彩雀府位於湖澤水國的水霄國境內,水霄國連同京城在內,州郡城池都建造在島嶼之上,彩雀府就位於巨湖大溪交彙處,溪水名為桃花水,桃花渡上空常年有白雲懸停,圍繞彩雀府所在青山,如戴有一頂雪白冠冕,山水相依,白雲縈繞,開滿桃花,風光絕美。

米裕曾經在此“修行”多年,聽說還惹了一屁股的情債,算不算壞了落魄山的門風?

陳平安默默記賬,回了落魄山就與米大劍仙好好聊聊。

山腳有座彩雀府自家經營的茶肆,其實生意一直冷清,因為茶水價格太貴,桃花渡的過路修士,更多還是選擇遊曆桃林。

陳平安一行人落座後,他與彩雀府女修自報名號,女修聽聞是落魄山的年輕山主親臨桃花渡,哪敢怠慢,立即以紙鳶傳信祖師堂,畢竟彩雀府女修都心知肚明,寶瓶洲的那個落魄山,雖說開山立派沒幾年,卻土財主得很呢。
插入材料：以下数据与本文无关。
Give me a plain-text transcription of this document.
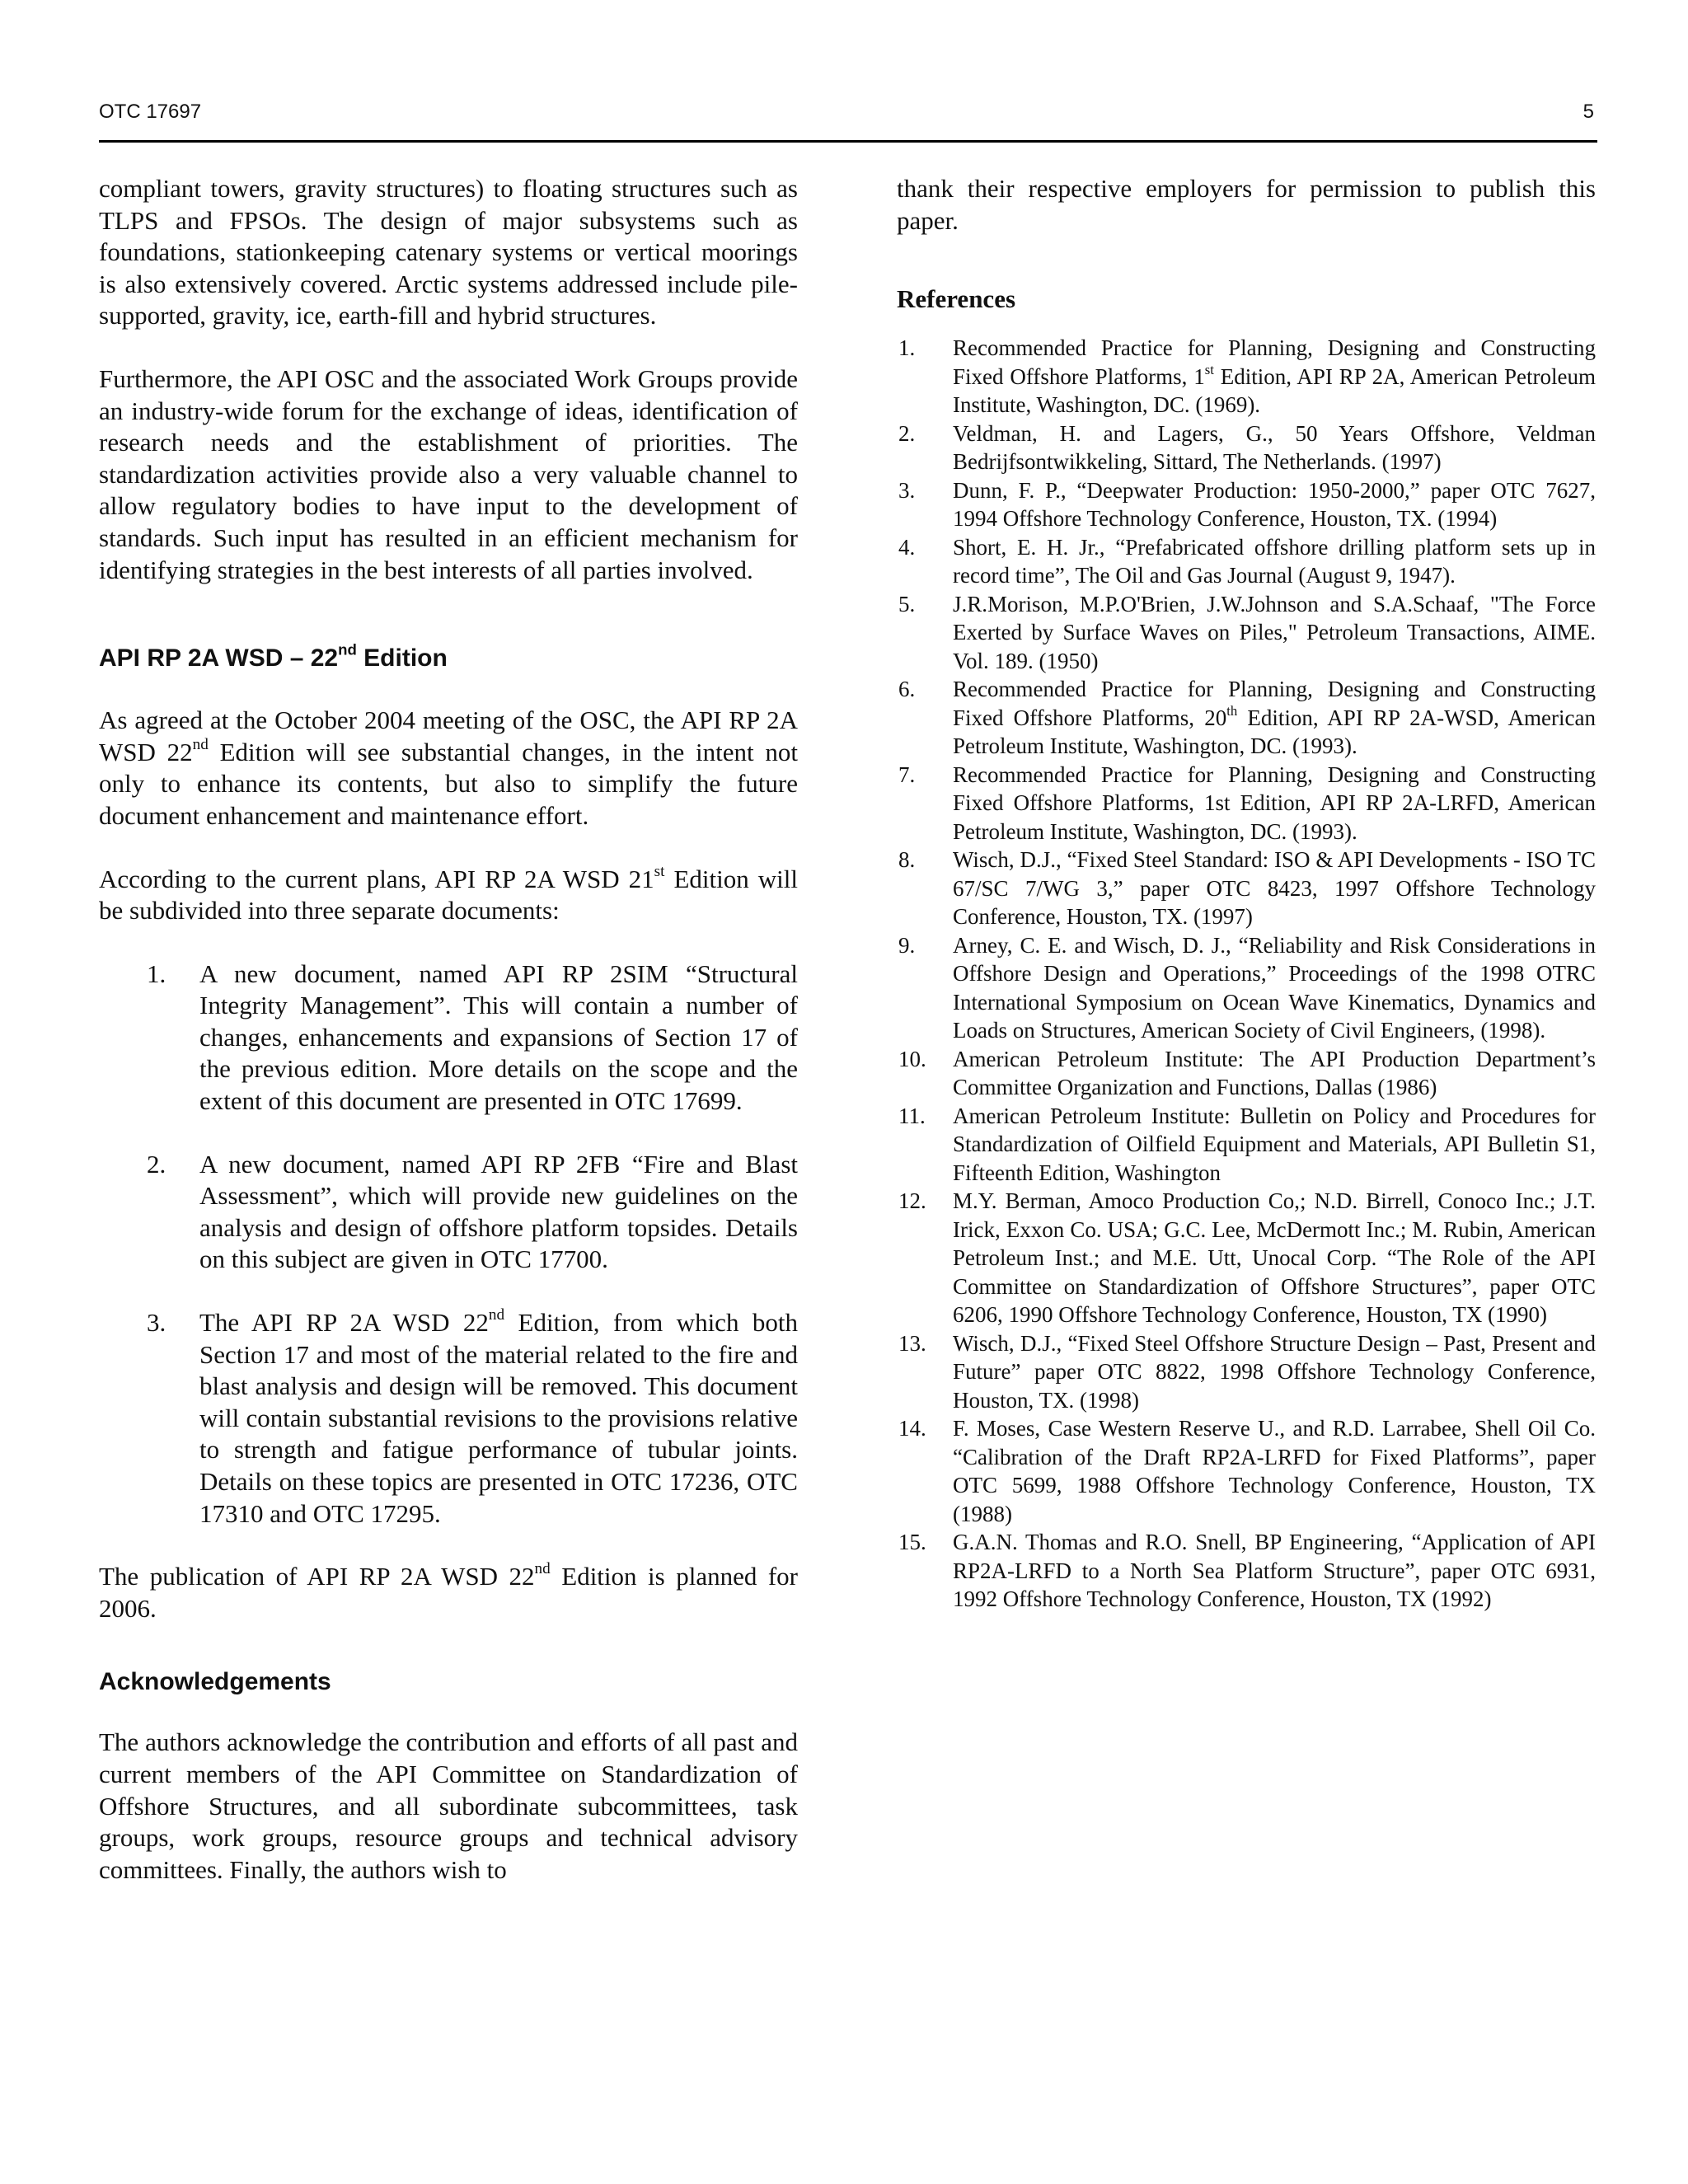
OTC 17697	5

compliant towers, gravity structures) to floating structures such as TLPS and FPSOs. The design of major subsystems such as foundations, stationkeeping catenary systems or vertical moorings is also extensively covered. Arctic systems addressed include pile-supported, gravity, ice, earth-fill and hybrid structures.

Furthermore, the API OSC and the associated Work Groups provide an industry-wide forum for the exchange of ideas, identification of research needs and the establishment of priorities. The standardization activities provide also a very valuable channel to allow regulatory bodies to have input to the development of standards. Such input has resulted in an efficient mechanism for identifying strategies in the best interests of all parties involved.

API RP 2A WSD – 22nd Edition

As agreed at the October 2004 meeting of the OSC, the API RP 2A WSD 22nd Edition will see substantial changes, in the intent not only to enhance its contents, but also to simplify the future document enhancement and maintenance effort.

According to the current plans, API RP 2A WSD 21st Edition will be subdivided into three separate documents:

1. A new document, named API RP 2SIM “Structural Integrity Management”. This will contain a number of changes, enhancements and expansions of Section 17 of the previous edition. More details on the scope and the extent of this document are presented in OTC 17699.
2. A new document, named API RP 2FB “Fire and Blast Assessment”, which will provide new guidelines on the analysis and design of offshore platform topsides. Details on this subject are given in OTC 17700.
3. The API RP 2A WSD 22nd Edition, from which both Section 17 and most of the material related to the fire and blast analysis and design will be removed. This document will contain substantial revisions to the provisions relative to strength and fatigue performance of tubular joints. Details on these topics are presented in OTC 17236, OTC 17310 and OTC 17295.

The publication of API RP 2A WSD 22nd Edition is planned for 2006.

Acknowledgements

The authors acknowledge the contribution and efforts of all past and current members of the API Committee on Standardization of Offshore Structures, and all subordinate subcommittees, task groups, work groups, resource groups and technical advisory committees. Finally, the authors wish to

thank their respective employers for permission to publish this paper.

References
1. Recommended Practice for Planning, Designing and Constructing Fixed Offshore Platforms, 1st Edition, API RP 2A, American Petroleum Institute, Washington, DC. (1969).
2. Veldman, H. and Lagers, G., 50 Years Offshore, Veldman Bedrijfsontwikkeling, Sittard, The Netherlands. (1997)
3. Dunn, F. P., “Deepwater Production: 1950-2000,” paper OTC 7627, 1994 Offshore Technology Conference, Houston, TX. (1994)
4. Short, E. H. Jr., “Prefabricated offshore drilling platform sets up in record time”, The Oil and Gas Journal (August 9, 1947).
5. J.R.Morison, M.P.O'Brien, J.W.Johnson and S.A.Schaaf, "The Force Exerted by Surface Waves on Piles," Petroleum Transactions, AIME. Vol. 189. (1950)
6. Recommended Practice for Planning, Designing and Constructing Fixed Offshore Platforms, 20th Edition, API RP 2A-WSD, American Petroleum Institute, Washington, DC. (1993).
7. Recommended Practice for Planning, Designing and Constructing Fixed Offshore Platforms, 1st Edition, API RP 2A-LRFD, American Petroleum Institute, Washington, DC. (1993).
8. Wisch, D.J., “Fixed Steel Standard: ISO & API Developments - ISO TC 67/SC 7/WG 3,” paper OTC 8423, 1997 Offshore Technology Conference, Houston, TX. (1997)
9. Arney, C. E. and Wisch, D. J., “Reliability and Risk Considerations in Offshore Design and Operations,” Proceedings of the 1998 OTRC International Symposium on Ocean Wave Kinematics, Dynamics and Loads on Structures, American Society of Civil Engineers, (1998).
10. American Petroleum Institute: The API Production Department’s Committee Organization and Functions, Dallas (1986)
11. American Petroleum Institute: Bulletin on Policy and Procedures for Standardization of Oilfield Equipment and Materials, API Bulletin S1, Fifteenth Edition, Washington
12. M.Y. Berman, Amoco Production Co,; N.D. Birrell, Conoco Inc.; J.T. Irick, Exxon Co. USA; G.C. Lee, McDermott Inc.; M. Rubin, American Petroleum Inst.; and M.E. Utt, Unocal Corp. “The Role of the API Committee on Standardization of Offshore Structures”, paper OTC 6206, 1990 Offshore Technology Conference, Houston, TX (1990)
13. Wisch, D.J., “Fixed Steel Offshore Structure Design – Past, Present and Future” paper OTC 8822, 1998 Offshore Technology Conference, Houston, TX. (1998)
14. F. Moses, Case Western Reserve U., and R.D. Larrabee, Shell Oil Co. “Calibration of the Draft RP2A-LRFD for Fixed Platforms”, paper OTC 5699, 1988 Offshore Technology Conference, Houston, TX (1988)
15. G.A.N. Thomas and R.O. Snell, BP Engineering, “Application of API RP2A-LRFD to a North Sea Platform Structure”, paper OTC 6931, 1992 Offshore Technology Conference, Houston, TX (1992)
而且如今都是宗門了。

彩雀府能有今天的氣象,就要歸功於落魄山提供了那件“祖師”法袍,才得以開枝散葉,子孫滿堂,憑藉這隻聚寶盆,都與大驪王朝搭上線做成了生意,使得彩雀府在短短二十年內,迅速崛起,躋身北俱蘆洲一流山頭,如果不是由於彩雀府按照祖例,一向隻收女修,弟子人數不多,不然宗字頭,都是可以爭一爭的。
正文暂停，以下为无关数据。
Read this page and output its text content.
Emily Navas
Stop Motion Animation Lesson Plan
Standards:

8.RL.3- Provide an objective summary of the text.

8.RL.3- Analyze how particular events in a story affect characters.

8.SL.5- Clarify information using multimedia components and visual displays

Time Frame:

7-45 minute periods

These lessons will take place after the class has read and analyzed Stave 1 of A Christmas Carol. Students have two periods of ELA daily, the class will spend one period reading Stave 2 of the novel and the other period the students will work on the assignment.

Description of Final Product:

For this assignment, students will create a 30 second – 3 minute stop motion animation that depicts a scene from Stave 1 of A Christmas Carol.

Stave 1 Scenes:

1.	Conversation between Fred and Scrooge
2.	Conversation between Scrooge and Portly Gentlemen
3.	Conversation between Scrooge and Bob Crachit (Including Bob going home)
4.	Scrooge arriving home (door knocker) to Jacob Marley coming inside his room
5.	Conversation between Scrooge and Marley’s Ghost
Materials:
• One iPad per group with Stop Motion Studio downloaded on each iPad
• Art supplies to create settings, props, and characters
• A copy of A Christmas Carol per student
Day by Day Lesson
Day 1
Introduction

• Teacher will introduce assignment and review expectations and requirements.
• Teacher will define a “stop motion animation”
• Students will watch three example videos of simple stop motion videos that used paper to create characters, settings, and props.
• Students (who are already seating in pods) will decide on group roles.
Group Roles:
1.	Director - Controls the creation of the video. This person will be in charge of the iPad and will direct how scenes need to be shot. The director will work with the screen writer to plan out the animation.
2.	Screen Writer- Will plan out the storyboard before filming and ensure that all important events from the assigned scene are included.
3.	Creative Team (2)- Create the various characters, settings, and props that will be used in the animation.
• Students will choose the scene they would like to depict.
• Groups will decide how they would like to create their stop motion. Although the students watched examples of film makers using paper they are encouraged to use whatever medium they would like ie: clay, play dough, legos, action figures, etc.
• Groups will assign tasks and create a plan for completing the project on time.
掌律武峮很快就禦風而來,見面就先與陳平安致歉一句,因為府主孫清帶著嫡傳弟子柳瑰寶,一起出門曆練了。孫清美其名曰為弟子護道,不過是有理由多走一趟太徽劍宗罷了。

按照山上規矩,陳平安這樣的一宗之主大駕光臨,又是彩雀府的幕後財主,孫清是必須要在場的。

哪怕落魄山事先有無飛劍傳信,終究還是彩雀府這邊失了禮數。

落魄山的底蘊如何,彩雀府再清楚不過了,就倆字,無理。

孫清帶著柳瑰寶觀禮完畢,回了自家山頭後,私下與武峮玩笑幾句,咱們這兒,瞪大眼睛都找不著個地仙,在落魄山上,好嘛,好像些個元嬰境,都是不敢大聲說話的。好像隻要不是個地仙,都不好意出門跟人招呼。

武峮當時隻聽孫清說了那場開宗儀式的觀禮名單,就愣是半天沒回過神,完全沒有道理可講的那種。

武峮見到了那位一襲雪白長袍、背長條劍匣的女子。

寧姚還是那麼個說辭,“寧姚,劍修。”

武峮抱拳致禮,爽朗笑道:“彩雀府祖師堂掌律,武峮,止戈武,山君峮。”

等會兒!

劍修?寧姚?

總不會是劍氣長城的那個寧姚吧!?

因為直到府主孫清參加那場觀禮,才知道那個在彩雀府每天遊手好閒的“餘米”,竟然是一位玉璞境劍仙,而且在那落魄山,都當不成首席供奉。真名為米裕,來自劍氣長城!其兄長米祜,更是一位戰功卓著的大劍仙。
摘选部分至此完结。